I have a large-ish weather dataset (mirrored version of a subset of WeatherBench2 data), which is stored on-disk as a collection of Zarr datasets, segregated by time. Because processing is intensive and GPU-related, I handle the data in parallel as:

Open the large dataset with:

a_dbase = xr.open_mfdataset(FILE_LIST,engine='zarr', coords='minimal',compat='override',concat_dim='time',combine='nested')

Create several worker threads to assemble randomly-selected subsets of this data, using slicing on the generated Dask arrays¹:

inputs = xr.Dataset(coords={'time':atimes_ns,
                    'level':input_levels,
                    'latitude':latitude,
                    'longitude':longitude}) 
[...]
a_level_idx = np.searchsorted(inputs.level.data,input_levels)
a_time_idx = np.searchsorted(inputs.time.data,atimes_ns)
for var in avars_present:
    if 'time' in inputs[var].dims:
        if 'level' in inputs[var].dims:
            inputs[var] = (inputs[var].dims, inputs[var].data[a_time_idx,...][:,a_level_idx,:,:])
        else:
            inputs[var] = (inputs[var].dims, inputs[var].data[a_time_idx,...])

Use dask.distributed.Client in threading-only mode (processes=False) to convert the lazy Dask arrays into in-memory arrays with a thread-blocking call to compute, and
Return the realized dataset to the main thread for subsequent processing, via a thread-safe queue.

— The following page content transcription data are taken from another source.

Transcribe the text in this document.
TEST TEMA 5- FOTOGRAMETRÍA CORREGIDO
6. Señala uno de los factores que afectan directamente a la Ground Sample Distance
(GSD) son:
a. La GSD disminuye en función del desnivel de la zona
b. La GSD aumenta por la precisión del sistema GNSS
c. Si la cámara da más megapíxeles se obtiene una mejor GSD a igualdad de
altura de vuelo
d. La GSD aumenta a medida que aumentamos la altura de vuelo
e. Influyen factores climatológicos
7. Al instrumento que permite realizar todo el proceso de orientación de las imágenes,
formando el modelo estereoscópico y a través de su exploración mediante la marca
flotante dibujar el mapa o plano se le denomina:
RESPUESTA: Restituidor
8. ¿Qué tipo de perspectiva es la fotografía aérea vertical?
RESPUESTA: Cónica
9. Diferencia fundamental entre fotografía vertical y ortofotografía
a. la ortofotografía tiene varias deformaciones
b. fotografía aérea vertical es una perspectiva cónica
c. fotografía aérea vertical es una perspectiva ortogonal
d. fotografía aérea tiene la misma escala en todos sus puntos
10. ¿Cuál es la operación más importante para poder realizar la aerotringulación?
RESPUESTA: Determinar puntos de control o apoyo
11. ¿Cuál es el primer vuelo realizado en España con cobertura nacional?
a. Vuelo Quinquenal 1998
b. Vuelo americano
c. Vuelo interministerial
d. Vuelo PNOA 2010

When doing so, I intermittently receive two categories of exceptions from dask. The first is a SystemError:

2024-03-08 13:17:51,404 - distributed.worker - WARNING - Compute Failed
Key:       ('concatenate-open_dataset-geopotential-getitem-1694daf6b6f554dadb58cb1c6a0ab42c', 0, 0, 0, 0)
Function:  execute_task
args:      ((<function getitem at 0x154c850e02c0>, (<function getitem at 0x154c850e02c0>, (<function getitem at 0x154c850e02c0>, (subgraph_callable-ecb9cb81-62ff-42b4-bfdc-571bccb1dbf0, ImplicitToExplicitIndexingAdapter(array=CopyOnWriteArray(array=LazilyIndexedArray(array=<xarray.backends.zarr.ZarrArrayWrapper object at 0x153c5968e140>, key=BasicIndexer((slice(None, None, None), slice(None, None, None), slice(None, None, None), slice(None, None, None)))))), (slice(62, 63, None), slice(0, 37, None), slice(0, 721, None), slice(0, 1440, None))), (array([0]), slice(None, None, None), slice(None, None, None), slice(None, None, None))), (array([0]), slice(None, None, None), slice(None, None, None), slice(None, None, None))), (slice(None, None, None), array([ 0,  1,  2,  3,  4,  5,  6,  7,  8,  9, 10, 11, 12, 13, 14, 15, 16,
       17, 18, 19, 20, 21, 22, 23, 24, 25, 26, 27, 28, 29, 30, 31, 32, 33,
       34, 35, 36]), slice(None, None, None), slice(None, None, None))))
kwargs:    {}
Exception: "SystemError('/home/conda/feedstock_root/build_artifacts/python-split_1696328470153/work/Objects/tupleobject.c:927: bad argument to internal function')"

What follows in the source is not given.